As a US citizen and an American, it is an act of patriotism (or matriotism), to bring to light the hypocrisy contained in our history, especially with an objective to honor the Founding Fathers by carrying forward their original intent to create a free and democratic Nation to serve as an example to the world. The Euro-American fight against feudalism is over. Consciousness has evolved. If we as Americans have any right to claim the United States as a free country, then the time has come to take responsibility for the way we use this right of freedom to address the root causes of an even greater oppression—the tyranny of violence in all its manifestations. It is a disease that has consumed the world and presents the greatest threat to our survival as a species.

From Iroquois history I gained deeper insight into the inextricable connection between freedom and peace. The Statue of Freedom who graces the Capitol Dome in Washington DC stands as a constant reminder to Americans that freedom is peace. I recognize this statue as America, Freedom Triumphant (as she was called by the sculptor), as the Iroquois Mother of Nations. In one of her incarnations, she was the “Peace Queen”, Jigonsaheh. As history tells it, the “Great Peacemaker”, Degenawidah, came across Lake Ontario from the north in a stone canoe with a mission in his heart to bring peace to the warring peoples who were living under the oppression of the patriarchy of the Mound Builders. He sought out the famed Peace Queen, Jigonsaheh, who was actively making a stand for peace. Together they created The Great Law of Peace. With the help of Ayonwantha, (Hiawatha to the European mind), they brought an end to the wars, formed the Iroquois Confederacy, the oldest living democracy on Earth, and planted the Tree of Peace.

It seems like a miracle that The Peace Queen, The Mother of Nations, could make her way to the top of the Capitol Dome in Washington, DC. But there she stands, a constant reminder of the Nation's core value, freedom, and of the First Nation peoples. As Morrnah Nalamakau Simeona, a kahuna from Hawaii recognized, she is "the conscience of the Nation". The next point of my exploration of my American soul was to pay a visit to this Statue of Freedom in DC with my friend Katya Miller who has researched the Goddess of Freedom for many years.

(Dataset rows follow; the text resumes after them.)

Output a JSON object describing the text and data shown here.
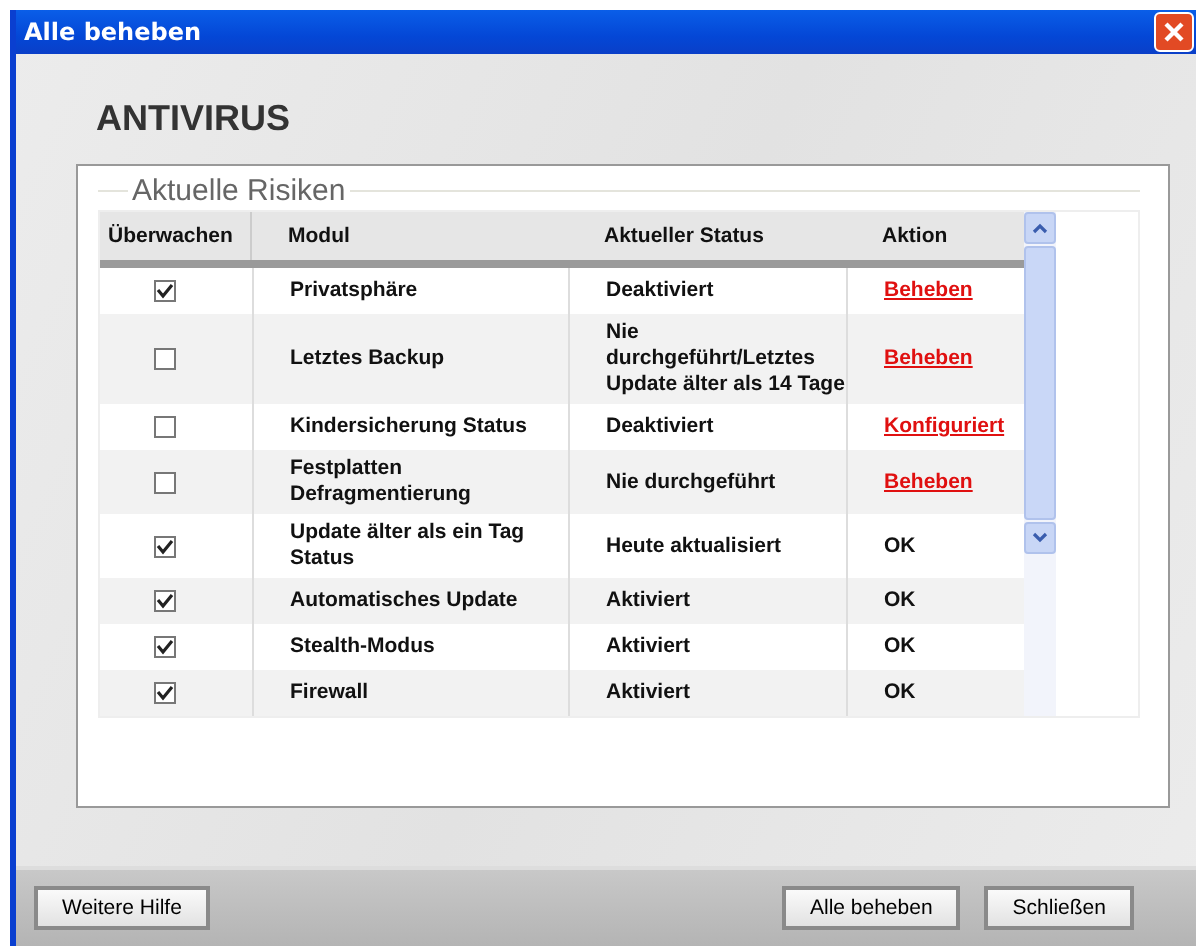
{
  "window": {
    "title": "Alle beheben"
  },
  "heading": "ANTIVIRUS",
  "group": {
    "title": "Aktuelle Risiken"
  },
  "table": {
    "columns": [
      "Überwachen",
      "Modul",
      "Aktueller Status",
      "Aktion"
    ],
    "rows": [
      {
        "checked": true,
        "module": "Privatsphäre",
        "status": "Deaktiviert",
        "action": {
          "kind": "link",
          "text": "Beheben"
        }
      },
      {
        "checked": false,
        "module": "Letztes Backup",
        "status": "Nie durchgeführt/Letztes Update älter als 14 Tage",
        "action": {
          "kind": "link",
          "text": "Beheben"
        }
      },
      {
        "checked": false,
        "module": "Kindersicherung Status",
        "status": "Deaktiviert",
        "action": {
          "kind": "link",
          "text": "Konfiguriert"
        }
      },
      {
        "checked": false,
        "module": "Festplatten Defragmentierung",
        "status": "Nie durchgeführt",
        "action": {
          "kind": "link",
          "text": "Beheben"
        }
      },
      {
        "checked": true,
        "module": "Update älter als ein Tag Status",
        "status": "Heute aktualisiert",
        "action": {
          "kind": "text",
          "text": "OK"
        }
      },
      {
        "checked": true,
        "module": "Automatisches Update",
        "status": "Aktiviert",
        "action": {
          "kind": "text",
          "text": "OK"
        }
      },
      {
        "checked": true,
        "module": "Stealth-Modus",
        "status": "Aktiviert",
        "action": {
          "kind": "text",
          "text": "OK"
        }
      },
      {
        "checked": true,
        "module": "Firewall",
        "status": "Aktiviert",
        "action": {
          "kind": "text",
          "text": "OK"
        }
      }
    ]
  },
  "buttons": {
    "left": [
      "Weitere Hilfe"
    ],
    "right": [
      "Alle beheben",
      "Schließen"
    ]
  }
}
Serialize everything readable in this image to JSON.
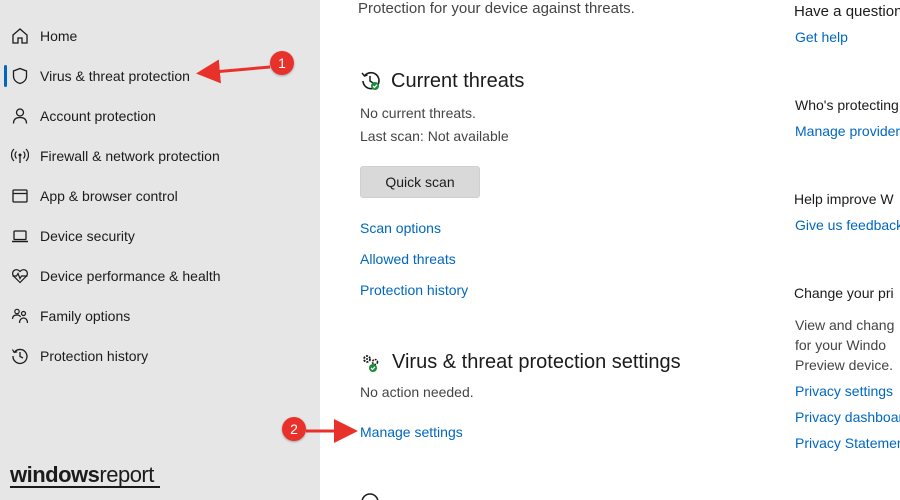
{
  "sidebar": {
    "items": [
      {
        "label": "Home",
        "icon": "home-icon"
      },
      {
        "label": "Virus & threat protection",
        "icon": "shield-icon",
        "active": true
      },
      {
        "label": "Account protection",
        "icon": "person-icon"
      },
      {
        "label": "Firewall & network protection",
        "icon": "wifi-antenna-icon"
      },
      {
        "label": "App & browser control",
        "icon": "browser-window-icon"
      },
      {
        "label": "Device security",
        "icon": "laptop-icon"
      },
      {
        "label": "Device performance & health",
        "icon": "heart-pulse-icon"
      },
      {
        "label": "Family options",
        "icon": "family-icon"
      },
      {
        "label": "Protection history",
        "icon": "history-icon"
      }
    ]
  },
  "main": {
    "intro": "Protection for your device against threats.",
    "current_threats": {
      "title": "Current threats",
      "status": "No current threats.",
      "last_scan": "Last scan: Not available",
      "quick_scan_label": "Quick scan",
      "links": [
        "Scan options",
        "Allowed threats",
        "Protection history"
      ]
    },
    "settings": {
      "title": "Virus & threat protection settings",
      "status": "No action needed.",
      "link": "Manage settings"
    }
  },
  "right_panel": {
    "question_title": "Have a question",
    "get_help": "Get help",
    "protecting_title": "Who's protecting",
    "manage_providers": "Manage provider",
    "improve_title": "Help improve W",
    "feedback": "Give us feedback",
    "privacy_title": "Change your pri",
    "privacy_text": [
      "View and chang",
      "for your Windo",
      "Preview device."
    ],
    "privacy_links": [
      "Privacy settings",
      "Privacy dashboar",
      "Privacy Statemen"
    ]
  },
  "annotations": {
    "callout_1": "1",
    "callout_2": "2"
  },
  "watermark": {
    "part1": "windows",
    "part2": "report"
  },
  "colors": {
    "accent": "#0067c0",
    "sidebar_bg": "#e6e6e6",
    "callout": "#e8312b"
  }
}
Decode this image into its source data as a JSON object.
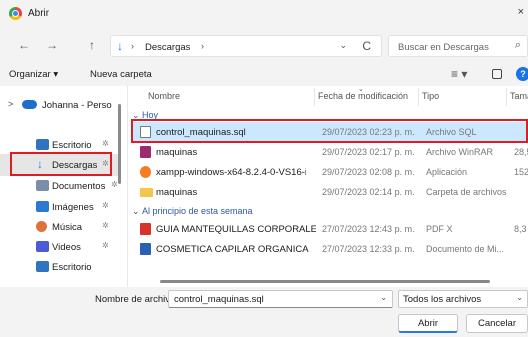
{
  "window": {
    "title": "Abrir",
    "close_glyph": "×"
  },
  "nav": {
    "back_glyph": "←",
    "forward_glyph": "→",
    "up_glyph": "↑",
    "location_icon_glyph": "↓",
    "path_separator": "›",
    "breadcrumb": "Descargas",
    "path_dropdown_glyph": "⌄",
    "refresh_glyph": "C"
  },
  "search": {
    "placeholder": "Buscar en Descargas",
    "icon_glyph": "⌕"
  },
  "toolbar": {
    "organize": "Organizar ▾",
    "new_folder": "Nueva carpeta",
    "view_glyph": "≡ ▾",
    "help_glyph": "?"
  },
  "sidebar": {
    "top_item": {
      "label": "Johanna - Perso",
      "expand_glyph": ">"
    },
    "items": [
      {
        "label": "Escritorio",
        "pin": "✲",
        "color": "#2f74c0"
      },
      {
        "label": "Descargas",
        "pin": "✲",
        "color": "#2b79d0",
        "glyph": "↓"
      },
      {
        "label": "Documentos",
        "pin": "✲",
        "color": "#7a8ea8"
      },
      {
        "label": "Imágenes",
        "pin": "✲",
        "color": "#2b79d0"
      },
      {
        "label": "Música",
        "pin": "✲",
        "color": "#e0703a"
      },
      {
        "label": "Videos",
        "pin": "✲",
        "color": "#4a5bd6"
      },
      {
        "label": "Escritorio",
        "pin": "",
        "color": "#2f74c0"
      }
    ]
  },
  "columns": {
    "name": "Nombre",
    "modified": "Fecha de modificación",
    "type": "Tipo",
    "size": "Tamañ",
    "sort_glyph": "⌄"
  },
  "group_chevron": "⌄",
  "groups": {
    "today": "Hoy",
    "week": "Al principio de esta semana"
  },
  "files_today": [
    {
      "name": "control_maquinas.sql",
      "date": "29/07/2023 02:23 p. m.",
      "type": "Archivo SQL",
      "size": "",
      "color": "#ffffff",
      "border": "#777777"
    },
    {
      "name": "maquinas",
      "date": "29/07/2023 02:17 p. m.",
      "type": "Archivo WinRAR",
      "size": "28,5",
      "color": "#9b2d6f",
      "border": "#9b2d6f"
    },
    {
      "name": "xampp-windows-x64-8.2.4-0-VS16-install...",
      "date": "29/07/2023 02:08 p. m.",
      "type": "Aplicación",
      "size": "152,4",
      "color": "#f27d22",
      "border": "#f27d22"
    },
    {
      "name": "maquinas",
      "date": "29/07/2023 02:14 p. m.",
      "type": "Carpeta de archivos",
      "size": "",
      "color": "#f5c748",
      "border": "#e0a92d"
    }
  ],
  "files_week": [
    {
      "name": "GUIA MANTEQUILLAS CORPORALES",
      "date": "27/07/2023 12:43 p. m.",
      "type": "PDF X",
      "size": "8,3",
      "color": "#d9322a",
      "border": "#d9322a"
    },
    {
      "name": "COSMETICA CAPILAR ORGANICA",
      "date": "27/07/2023 12:33 p. m.",
      "type": "Documento de Mi...",
      "size": "",
      "color": "#2b5fb6",
      "border": "#2b5fb6"
    }
  ],
  "footer": {
    "filename_label": "Nombre de archivo:",
    "filename_value": "control_maquinas.sql",
    "filetype_value": "Todos los archivos",
    "dropdown_glyph": "⌄",
    "open_label": "Abrir",
    "cancel_label": "Cancelar"
  },
  "colors": {
    "highlight": "#e01b24",
    "selection": "#cce8ff",
    "accent": "#2b79d0"
  }
}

This is the plaster model of the Statue of Freedom that is now featured in the newly constructed Visitor Center at the Capitol.

1 comment:

  1. I love your story. Thank you for posting it. My dear (adoptive) grandmother lived in Toledo - my grandfather a revered Ob/Gyn prior to his passing in 1970. But nothing has been more dear to me than the finding of my biological mother and my biological ancestry - as I am doing the family tree. My closest ancestors' grave sites are all nearby and I have visited them, my maternal grandmother & great-grandmother. I was given pictures of them by an elder half-sister. How complete I feel now, how much more real my Scottish & Irish & French/Quebecois ancestry has become.

    I am fascinated by the story of Jigonsaseh. DH & I enjoy driving to Lake Ontario for the day in nice weather and we often would drive over Sandy Creek, or around the area. The land was beautiful to me there, but I also felt a serenity and a sacredness to it. I've been searching for a local sacred divine feminine connection this afternoon as I've been playing on the web - and I have found her in Jigonsaseh.